Thursday, April 06, 2006

nostalgia

I'd often thought of nostalgia as a basic part of the human condition. Some people are more nostalgic than others, but I thought it was an illness rooted in the human experience of time - an effect not just of memory and aging, but a wish that a moment of life was not so ephemeral.

The text below from the Straight Dope brings that into question.
We get nostalgic for Victorian Christmases. What did Victorians get nostalgic for?

... to paraphrase musical philosopher Dan Hicks, you can't miss it if it won't go away. Nostalgia, like Rice Chex, antacid tablets, and Dan Rather, is a product of modern urban industrial society, which is continually assaulted by change (AKA progress, for the optimists among us) and where most people have lost their sense of connection to the land. In a traditional agricultural society there's nothing to get nostalgic about, since you're still living on the land and yesterday was pretty much the same as today.

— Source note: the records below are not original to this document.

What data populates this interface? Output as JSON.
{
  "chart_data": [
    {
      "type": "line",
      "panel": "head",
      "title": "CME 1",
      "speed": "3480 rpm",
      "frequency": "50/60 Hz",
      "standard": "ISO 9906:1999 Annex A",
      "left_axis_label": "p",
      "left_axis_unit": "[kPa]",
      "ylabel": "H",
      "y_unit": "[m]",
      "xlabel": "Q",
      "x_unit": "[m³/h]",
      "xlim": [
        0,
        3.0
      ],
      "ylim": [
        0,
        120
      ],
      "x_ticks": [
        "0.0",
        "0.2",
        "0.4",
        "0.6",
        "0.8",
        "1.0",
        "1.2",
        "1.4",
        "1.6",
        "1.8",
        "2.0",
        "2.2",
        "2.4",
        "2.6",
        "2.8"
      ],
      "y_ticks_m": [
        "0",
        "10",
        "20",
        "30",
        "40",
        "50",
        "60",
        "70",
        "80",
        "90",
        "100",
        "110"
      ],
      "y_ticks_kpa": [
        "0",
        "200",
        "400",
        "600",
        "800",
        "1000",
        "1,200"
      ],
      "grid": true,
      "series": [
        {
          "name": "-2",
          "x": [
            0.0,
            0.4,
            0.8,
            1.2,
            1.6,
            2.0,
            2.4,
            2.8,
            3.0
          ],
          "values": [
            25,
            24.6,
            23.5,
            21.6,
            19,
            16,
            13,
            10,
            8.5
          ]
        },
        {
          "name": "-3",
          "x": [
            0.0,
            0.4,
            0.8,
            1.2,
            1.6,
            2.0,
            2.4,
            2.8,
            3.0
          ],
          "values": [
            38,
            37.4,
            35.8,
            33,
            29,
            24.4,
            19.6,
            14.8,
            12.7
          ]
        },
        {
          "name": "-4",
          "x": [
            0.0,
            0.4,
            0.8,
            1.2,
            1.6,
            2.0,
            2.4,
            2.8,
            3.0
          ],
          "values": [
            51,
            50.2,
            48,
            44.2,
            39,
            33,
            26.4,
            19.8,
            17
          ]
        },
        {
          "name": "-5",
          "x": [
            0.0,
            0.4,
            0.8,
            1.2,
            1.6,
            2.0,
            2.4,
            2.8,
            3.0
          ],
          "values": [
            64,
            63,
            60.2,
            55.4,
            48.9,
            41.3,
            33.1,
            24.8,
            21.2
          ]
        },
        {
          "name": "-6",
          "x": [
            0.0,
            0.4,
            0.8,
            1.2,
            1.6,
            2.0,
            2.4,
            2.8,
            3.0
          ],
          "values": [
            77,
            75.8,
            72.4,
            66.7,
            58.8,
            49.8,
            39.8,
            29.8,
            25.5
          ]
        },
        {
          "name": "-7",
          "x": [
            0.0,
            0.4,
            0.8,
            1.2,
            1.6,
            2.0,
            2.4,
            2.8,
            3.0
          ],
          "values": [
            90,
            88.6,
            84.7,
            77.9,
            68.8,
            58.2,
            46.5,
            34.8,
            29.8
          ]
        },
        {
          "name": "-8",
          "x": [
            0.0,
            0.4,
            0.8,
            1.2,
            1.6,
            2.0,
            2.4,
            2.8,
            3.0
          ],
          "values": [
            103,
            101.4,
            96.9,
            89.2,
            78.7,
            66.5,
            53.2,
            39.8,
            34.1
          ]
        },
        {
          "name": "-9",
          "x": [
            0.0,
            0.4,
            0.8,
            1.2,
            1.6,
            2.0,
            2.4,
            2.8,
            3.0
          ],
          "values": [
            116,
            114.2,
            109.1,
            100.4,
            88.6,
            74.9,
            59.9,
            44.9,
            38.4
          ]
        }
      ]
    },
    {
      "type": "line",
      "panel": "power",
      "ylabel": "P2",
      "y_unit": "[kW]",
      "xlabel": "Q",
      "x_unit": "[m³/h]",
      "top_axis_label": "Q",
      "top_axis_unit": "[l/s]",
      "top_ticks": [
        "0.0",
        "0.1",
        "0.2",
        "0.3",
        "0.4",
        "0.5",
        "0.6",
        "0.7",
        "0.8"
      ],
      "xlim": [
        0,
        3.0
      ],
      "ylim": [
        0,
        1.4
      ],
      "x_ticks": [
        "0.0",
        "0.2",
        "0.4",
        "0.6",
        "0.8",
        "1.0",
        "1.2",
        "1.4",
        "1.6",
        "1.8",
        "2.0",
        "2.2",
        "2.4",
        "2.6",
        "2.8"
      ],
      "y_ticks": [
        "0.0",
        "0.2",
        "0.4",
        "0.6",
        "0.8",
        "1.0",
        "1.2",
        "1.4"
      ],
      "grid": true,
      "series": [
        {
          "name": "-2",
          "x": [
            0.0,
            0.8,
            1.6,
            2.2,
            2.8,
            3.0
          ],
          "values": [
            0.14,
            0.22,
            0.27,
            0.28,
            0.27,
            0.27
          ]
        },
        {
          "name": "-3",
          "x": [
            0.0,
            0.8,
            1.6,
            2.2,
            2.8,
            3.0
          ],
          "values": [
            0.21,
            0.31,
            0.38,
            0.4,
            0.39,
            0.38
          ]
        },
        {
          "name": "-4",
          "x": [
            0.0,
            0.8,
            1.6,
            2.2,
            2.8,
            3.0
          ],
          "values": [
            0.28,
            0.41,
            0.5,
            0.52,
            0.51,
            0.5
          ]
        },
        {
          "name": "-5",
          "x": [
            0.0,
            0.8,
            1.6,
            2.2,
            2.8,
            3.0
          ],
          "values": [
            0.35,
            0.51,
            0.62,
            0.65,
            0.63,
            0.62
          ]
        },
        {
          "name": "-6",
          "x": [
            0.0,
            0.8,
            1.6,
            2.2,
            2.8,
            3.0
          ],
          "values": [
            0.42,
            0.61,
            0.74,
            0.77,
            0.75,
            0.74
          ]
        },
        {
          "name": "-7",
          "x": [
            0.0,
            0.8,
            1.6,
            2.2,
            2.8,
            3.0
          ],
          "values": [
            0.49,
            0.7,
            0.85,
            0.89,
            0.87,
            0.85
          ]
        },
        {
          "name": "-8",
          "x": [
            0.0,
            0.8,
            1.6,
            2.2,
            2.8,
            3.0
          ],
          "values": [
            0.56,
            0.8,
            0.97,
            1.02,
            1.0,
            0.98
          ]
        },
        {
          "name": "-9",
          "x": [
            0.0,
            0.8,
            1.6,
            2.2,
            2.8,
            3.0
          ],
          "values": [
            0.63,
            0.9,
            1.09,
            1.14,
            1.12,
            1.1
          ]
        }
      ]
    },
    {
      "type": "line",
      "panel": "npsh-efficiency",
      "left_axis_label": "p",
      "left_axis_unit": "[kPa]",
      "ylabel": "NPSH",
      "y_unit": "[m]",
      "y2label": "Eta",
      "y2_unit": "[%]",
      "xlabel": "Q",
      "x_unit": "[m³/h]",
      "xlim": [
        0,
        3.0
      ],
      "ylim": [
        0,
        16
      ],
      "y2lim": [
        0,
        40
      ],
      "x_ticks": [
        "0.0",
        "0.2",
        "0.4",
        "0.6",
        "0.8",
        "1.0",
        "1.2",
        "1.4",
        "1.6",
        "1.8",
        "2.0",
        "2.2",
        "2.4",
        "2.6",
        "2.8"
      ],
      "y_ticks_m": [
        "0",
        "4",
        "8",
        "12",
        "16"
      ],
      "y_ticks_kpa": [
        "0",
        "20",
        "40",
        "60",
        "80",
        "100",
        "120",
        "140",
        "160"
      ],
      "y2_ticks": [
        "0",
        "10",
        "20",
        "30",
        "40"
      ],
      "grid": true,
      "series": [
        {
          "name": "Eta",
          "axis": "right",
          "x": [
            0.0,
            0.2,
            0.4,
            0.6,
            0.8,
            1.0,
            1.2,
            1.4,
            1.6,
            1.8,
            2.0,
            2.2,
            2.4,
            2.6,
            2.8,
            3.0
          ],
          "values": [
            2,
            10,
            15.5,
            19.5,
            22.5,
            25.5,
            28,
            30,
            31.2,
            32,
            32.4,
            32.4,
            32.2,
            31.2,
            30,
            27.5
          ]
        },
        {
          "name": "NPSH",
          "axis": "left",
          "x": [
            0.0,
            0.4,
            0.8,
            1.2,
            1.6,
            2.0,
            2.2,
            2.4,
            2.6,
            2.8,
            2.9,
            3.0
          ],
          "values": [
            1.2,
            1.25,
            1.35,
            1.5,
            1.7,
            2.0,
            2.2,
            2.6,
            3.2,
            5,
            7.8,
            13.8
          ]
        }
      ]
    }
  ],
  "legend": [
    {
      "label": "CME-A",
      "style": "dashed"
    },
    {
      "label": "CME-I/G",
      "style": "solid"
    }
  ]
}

Longing for the past dates from the early 19th century, not long after the start of the industrial revolution in England. (The word nostalgia wasn't widely applied to said longing until after World War I, having previously signified a pathological case of homesickness.) Early promoters of nostalgia included the poet William Wordsworth and the novelist Sir Walter Scott, whose novel Ivanhoe (1819) launched a fad for chivalry. Romantic literature appealed to city folk, now a bit disenchanted with urban life (as the philosophes of a previous generation had not been) and thus inclined to a sentimental view of the lost joys of nature, childhood, and the past.